- Relator(a)
- Ministro Og Fernandes
- Órgão julgador
- Sexta Turma
- Data do julgamento
- 11/10/2011
- Data de publicação
- 26/10/2011
STJ – Acórdão, Rel. Ministro Og Fernandes, Sexta Turma, j. 11/10/2011, p. 26/10/2011
HABEAS CORPUS. TRÁFICO DE DROGAS. REDUÇÃO DA PENA-BASE. CIRCUNSTÂNCIAS JUDICIAIS DESFAVORÁVEIS. REGIME PRISIONAL. FIXAÇÃO DE REGIME MAIS BRANDO. IMPOSSIBILIDADE. 1. A pena-base, quanto ao crime de tráfico de drogas, foi fixada fundamentadamente acima do mínimo legal - 5 (cinco) anos e 6 (seis) meses de reclusão - em razão da natureza e da expressiva quantidade de droga apreendida, a saber, 7 (sete) papelotes e 15 (quinze) "trouxinhas" de pasta base de cocaína, totalizando 108,01 g (cento e oito gramas e um centigrama) de droga, em harmonia com o preceito do art. 42 da Lei nº 11.343/06. 2. Com a edição da Lei nº 11.464/07, que modificou a redação da Lei nº 8.072/90, derrogando a vedação à progressão de regime a crimes hediondos ou equiparados, persistiu-se na ofensa ao princípio da individualização da pena, quando se afirmou que a execução deve se iniciar no regime mais gravoso. 3. A Lei não andou em harmonia com o princípio da proporcionalidade, corolário da busca do justo.
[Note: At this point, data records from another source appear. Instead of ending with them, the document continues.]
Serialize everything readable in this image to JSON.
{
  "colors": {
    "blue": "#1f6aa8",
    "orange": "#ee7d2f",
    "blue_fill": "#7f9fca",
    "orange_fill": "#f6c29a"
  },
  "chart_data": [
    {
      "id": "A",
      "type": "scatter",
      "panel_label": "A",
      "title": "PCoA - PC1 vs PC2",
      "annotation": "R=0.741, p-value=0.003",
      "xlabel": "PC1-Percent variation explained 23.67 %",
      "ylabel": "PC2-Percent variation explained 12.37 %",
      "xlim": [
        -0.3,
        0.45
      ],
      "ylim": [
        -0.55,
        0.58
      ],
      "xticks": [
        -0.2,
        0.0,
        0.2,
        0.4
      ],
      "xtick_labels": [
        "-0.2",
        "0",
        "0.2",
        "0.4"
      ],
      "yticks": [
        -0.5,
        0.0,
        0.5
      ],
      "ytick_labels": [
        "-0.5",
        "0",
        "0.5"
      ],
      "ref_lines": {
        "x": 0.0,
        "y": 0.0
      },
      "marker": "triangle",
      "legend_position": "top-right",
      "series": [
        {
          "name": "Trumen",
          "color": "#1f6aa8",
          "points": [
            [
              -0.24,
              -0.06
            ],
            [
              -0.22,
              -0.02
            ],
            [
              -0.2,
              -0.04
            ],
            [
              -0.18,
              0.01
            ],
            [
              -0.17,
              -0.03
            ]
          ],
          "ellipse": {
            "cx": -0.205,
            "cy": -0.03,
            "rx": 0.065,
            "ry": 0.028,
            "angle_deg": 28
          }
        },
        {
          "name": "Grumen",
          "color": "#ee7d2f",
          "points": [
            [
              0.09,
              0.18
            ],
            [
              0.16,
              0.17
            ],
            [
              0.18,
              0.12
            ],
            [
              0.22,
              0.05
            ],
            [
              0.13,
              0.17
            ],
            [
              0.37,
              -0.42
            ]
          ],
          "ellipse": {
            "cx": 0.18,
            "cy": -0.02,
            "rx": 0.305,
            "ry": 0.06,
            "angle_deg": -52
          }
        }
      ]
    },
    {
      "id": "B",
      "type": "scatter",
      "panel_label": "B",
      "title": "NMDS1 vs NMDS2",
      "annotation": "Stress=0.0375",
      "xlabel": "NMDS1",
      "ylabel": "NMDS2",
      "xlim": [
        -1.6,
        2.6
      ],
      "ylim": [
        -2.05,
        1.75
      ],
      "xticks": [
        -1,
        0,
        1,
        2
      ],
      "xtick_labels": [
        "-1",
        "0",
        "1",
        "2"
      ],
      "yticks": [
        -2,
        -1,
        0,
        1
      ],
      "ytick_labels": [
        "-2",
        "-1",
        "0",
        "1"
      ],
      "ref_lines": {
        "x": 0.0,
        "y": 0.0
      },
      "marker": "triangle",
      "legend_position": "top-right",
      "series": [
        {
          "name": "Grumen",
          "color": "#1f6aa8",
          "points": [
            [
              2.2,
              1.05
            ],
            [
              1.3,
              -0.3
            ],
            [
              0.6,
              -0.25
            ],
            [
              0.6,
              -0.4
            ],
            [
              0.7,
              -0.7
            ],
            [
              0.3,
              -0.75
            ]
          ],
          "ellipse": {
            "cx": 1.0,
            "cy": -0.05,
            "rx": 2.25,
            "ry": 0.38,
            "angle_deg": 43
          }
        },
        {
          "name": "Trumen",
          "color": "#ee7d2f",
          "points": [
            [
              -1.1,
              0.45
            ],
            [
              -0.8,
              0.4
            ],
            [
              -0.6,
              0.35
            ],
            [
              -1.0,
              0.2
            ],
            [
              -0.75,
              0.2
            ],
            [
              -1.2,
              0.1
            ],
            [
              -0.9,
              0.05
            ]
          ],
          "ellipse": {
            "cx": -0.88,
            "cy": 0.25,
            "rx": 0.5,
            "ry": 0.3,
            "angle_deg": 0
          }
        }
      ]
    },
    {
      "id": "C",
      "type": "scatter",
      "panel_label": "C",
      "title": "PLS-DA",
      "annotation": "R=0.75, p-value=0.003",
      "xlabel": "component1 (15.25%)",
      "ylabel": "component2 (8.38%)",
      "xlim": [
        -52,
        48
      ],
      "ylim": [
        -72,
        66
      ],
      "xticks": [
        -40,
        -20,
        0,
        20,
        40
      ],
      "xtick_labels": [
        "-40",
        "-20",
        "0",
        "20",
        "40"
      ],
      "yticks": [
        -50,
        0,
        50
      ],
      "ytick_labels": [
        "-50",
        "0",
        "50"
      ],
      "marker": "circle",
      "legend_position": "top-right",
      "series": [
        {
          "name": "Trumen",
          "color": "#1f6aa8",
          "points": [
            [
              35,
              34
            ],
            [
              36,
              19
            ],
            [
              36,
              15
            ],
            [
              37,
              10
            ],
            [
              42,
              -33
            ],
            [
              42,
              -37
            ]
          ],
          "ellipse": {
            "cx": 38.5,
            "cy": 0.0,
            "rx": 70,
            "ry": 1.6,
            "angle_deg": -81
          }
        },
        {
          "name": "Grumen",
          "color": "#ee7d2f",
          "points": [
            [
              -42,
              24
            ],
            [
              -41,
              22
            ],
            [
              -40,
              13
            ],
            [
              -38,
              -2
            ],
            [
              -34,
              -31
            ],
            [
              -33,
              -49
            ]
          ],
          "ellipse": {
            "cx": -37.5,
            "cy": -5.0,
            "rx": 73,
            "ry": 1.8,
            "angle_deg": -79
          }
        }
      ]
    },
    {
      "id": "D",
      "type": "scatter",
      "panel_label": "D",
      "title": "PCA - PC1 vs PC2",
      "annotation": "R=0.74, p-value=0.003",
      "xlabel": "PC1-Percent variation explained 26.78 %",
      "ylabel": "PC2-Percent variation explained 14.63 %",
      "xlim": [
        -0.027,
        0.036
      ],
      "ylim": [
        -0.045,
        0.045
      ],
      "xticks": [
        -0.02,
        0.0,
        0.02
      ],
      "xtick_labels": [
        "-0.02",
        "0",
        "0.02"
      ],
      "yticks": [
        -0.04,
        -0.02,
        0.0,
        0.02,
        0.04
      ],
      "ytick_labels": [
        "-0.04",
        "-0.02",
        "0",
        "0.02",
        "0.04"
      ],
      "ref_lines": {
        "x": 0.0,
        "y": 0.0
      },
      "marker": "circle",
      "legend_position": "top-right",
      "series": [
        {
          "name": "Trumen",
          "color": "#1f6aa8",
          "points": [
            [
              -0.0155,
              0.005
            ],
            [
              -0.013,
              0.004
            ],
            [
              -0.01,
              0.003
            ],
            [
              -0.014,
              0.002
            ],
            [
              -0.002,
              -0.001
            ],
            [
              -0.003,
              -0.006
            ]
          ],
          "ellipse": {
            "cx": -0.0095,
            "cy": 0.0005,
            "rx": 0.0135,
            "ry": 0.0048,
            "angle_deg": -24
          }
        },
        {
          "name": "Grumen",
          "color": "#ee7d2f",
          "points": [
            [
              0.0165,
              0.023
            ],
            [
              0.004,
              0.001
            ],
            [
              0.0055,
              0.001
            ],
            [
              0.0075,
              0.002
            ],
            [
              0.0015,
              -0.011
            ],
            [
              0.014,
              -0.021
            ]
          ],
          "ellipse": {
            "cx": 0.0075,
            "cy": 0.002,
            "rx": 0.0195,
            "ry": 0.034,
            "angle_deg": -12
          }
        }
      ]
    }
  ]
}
Isso porque a imposição do regime fechado, inclusive a condenados a penas ínfimas, primários e de bons antecedentes, entra em rota de colisão com a Constituição e com a evolução do Direito Penal. Precedentes. 4. No caso, embora a reprimenda não tenha alcançado 4 (quatro) anos de reclusão, as circunstâncias do caso - considerável quantidade e natureza do entorpecente - recomendam a manutenção do regime fechado para o início de cumprimento da privativa de liberdade. 5. Ordem denegada. (HC n. 175.646/AC, relator Ministro Og Fernandes, Sexta Turma, julgado em 11/10/2011, DJe de 26/10/2011.)